Address
- 31 Ryan Road Wantage, Sussex County, New Jersey, 07461 United States
- Coordinates: 41°13′46″N 74°36′20″W﻿ / ﻿41.22945°N 74.605612°W

District information
- Grades: PreK-8
- Superintendent: Michael Gall
- Business administrator: Christina Riker
- Schools: 3

Students and staff
- Enrollment: 1,159 (as of 2024–25)
- Faculty: 112.5 FTEs
- Student–teacher ratio: 10.3:1

Other information
- District Factor Group: FG
- Website: www.swregional.org
| Ind. | Per pupil | District spending | Rank (*) | K-8 average | %± vs. average |
| 1A | Total Spending | $18,686 | 65 | $18,891 | −1.1% |
| 1 | Budgetary Cost | 15,955 | 77 | 14,159 | 12.7% |
| 2 | Classroom Instruction | 10,177 | 80 | 8,659 | 17.5% |
| 6 | Support Services | 2,257 | 53 | 2,167 | 4.2% |
| 8 | Administrative Cost | 1,748 | 67 | 1,547 | 13.0% |
| 10 | Operations & Maintenance | 1,564 | 46 | 1,612 | −3.0% |
| 13 | Extracurricular Activities | 96 | 43 | 104 | −7.7% |
| 16 | Median Teacher Salary | 63,010 | 56 | 61,136 |
Data from NJDoE 2014 Taxpayers' Guide to Education Spending. *Of K-8 districts with more than 750 students. Lowest spending=1; Highest=84

= Sussex-Wantage Regional School District =

School district in Sussex County, New Jersey, US

The Sussex-Wantage Regional School District is a comprehensive regional public school district that serves students in pre-kindergarten through eighth grade from Sussex Borough and Wantage Township, two municipalities in northern Sussex County, in the U.S. state of New Jersey.

As of the 2024–25 school year, the district, comprised of three schools, had an enrollment of 1,159 students and 112.5 classroom teachers (on an FTE basis), for a student–teacher ratio of 10.3:1.
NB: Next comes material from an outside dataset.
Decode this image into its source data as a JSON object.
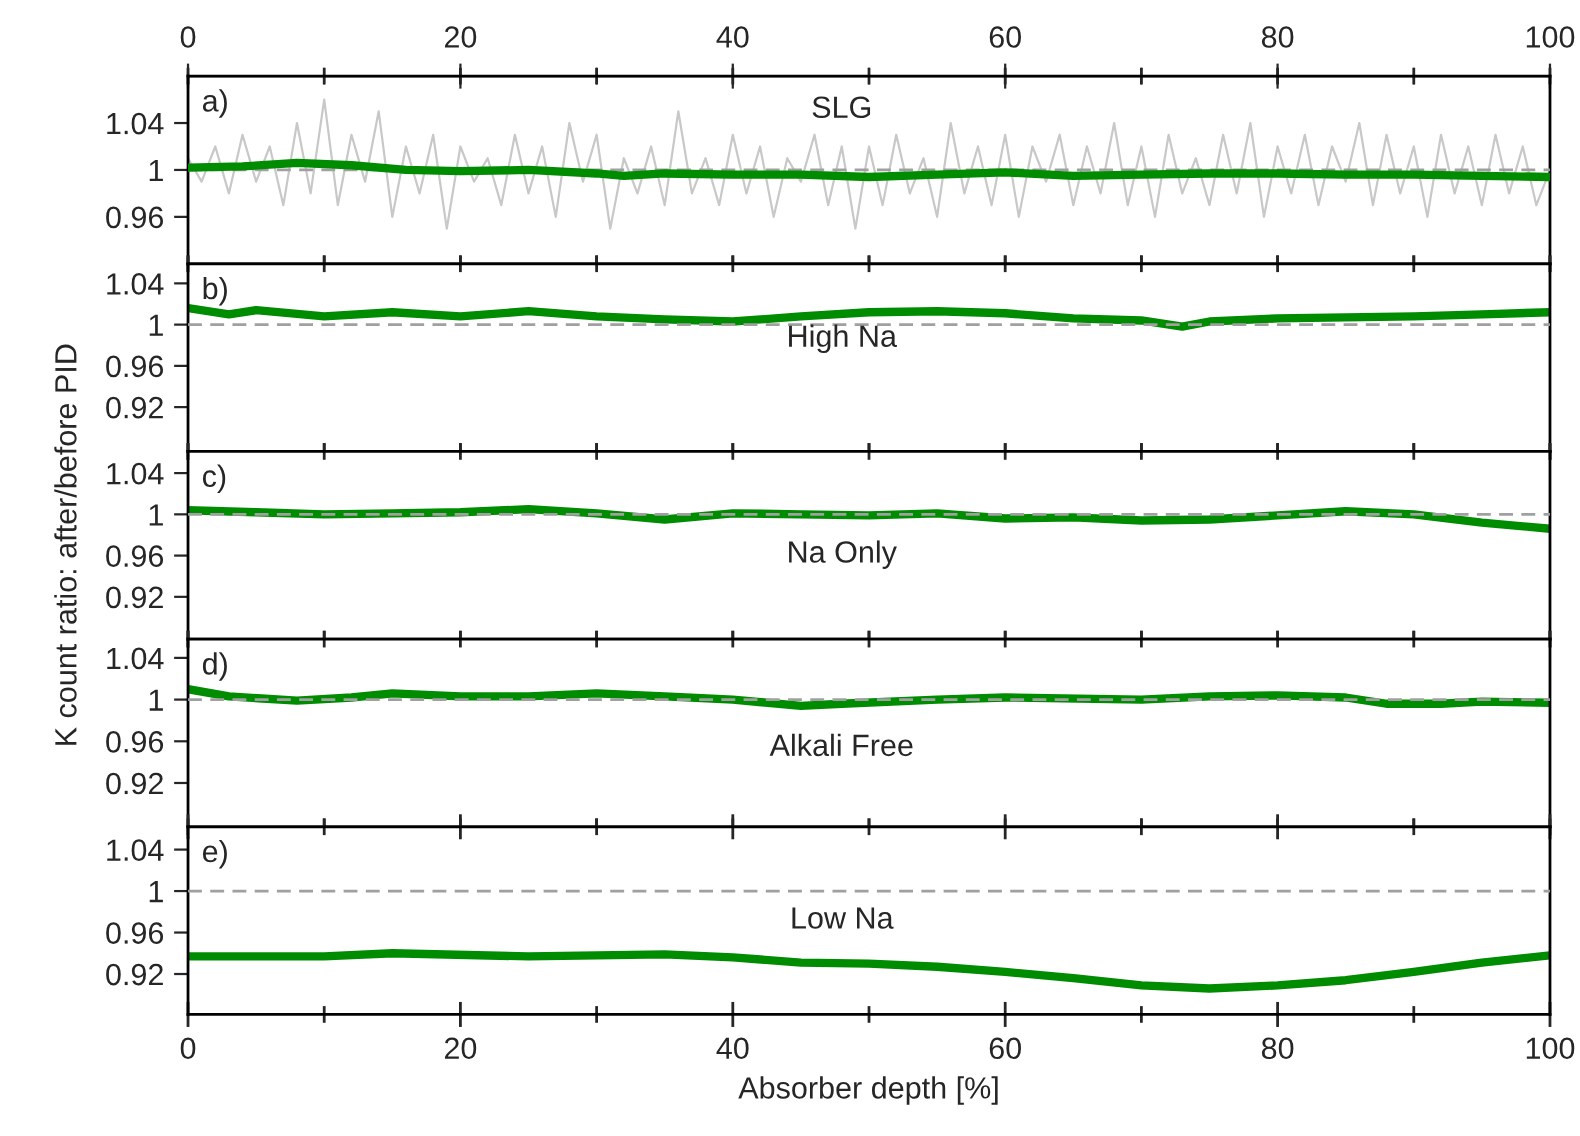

For ninth through twelfth grades, public school students from both Sussex and Wantage attend High Point Regional High School, together with students from Branchville, Frankford Township, Lafayette Township and Montague Township. As of the 2024–25 school year, the high school had an enrollment of 791 students and 67.6 classroom teachers (on an FTE basis), for a student–teacher ratio of 11.7:1.

==History==
With the opening of High Point Regional High School in September 1966, Sussex High School was closed, which had served students from both Sussex and Wantage. With the closure of the high school, the building was repurposed as Sussex Middle School.

The district had been classified by the New Jersey Department of Education as being in District Factor Group "FG", the fourth-highest of eight groupings. District Factor Groups organize districts statewide to allow comparison by common socioeconomic characteristics of the local districts. From lowest socioeconomic status to highest, the categories are A, B, CD, DE, FG, GH, I and J.

== Schools ==
Schools in the district (with 2024–25 enrollment data from the National Center for Education Statistics) are:
- Clifton E. Lawrence School in Wantage, with 426 students in grades PreK–2
  - Kaleigh Themelakis, principal
- Wantage Elementary School in Wantage, with 396 students in grades 3–5
  - Christopher Gregory, principal
- Sussex Middle School in Sussex, with 291 students in grades 6–8
  - Shane Schwarz, principal

== Administration ==
Core members of the district's administration are:
- Michael Gall, superintendent
- Christina M. Riker, business administrator and board secretary

==Board of education==
The district's board of education, composed of nine members, sets policy and oversees the fiscal and educational operation of the district through its administration. As a Type II school district, the board's trustees are elected directly by voters to serve three-year terms of office on a staggered basis, with three seats up for election each year held (since 2012) as part of the November general election. The board appoints a superintendent to oversee the district's day-to-day operations and a business administrator to supervise the business functions of the district. Seats on the board are allocated based on the population of the constituent municipalities, with eight seats assigned to Wantage Township and one to Sussex.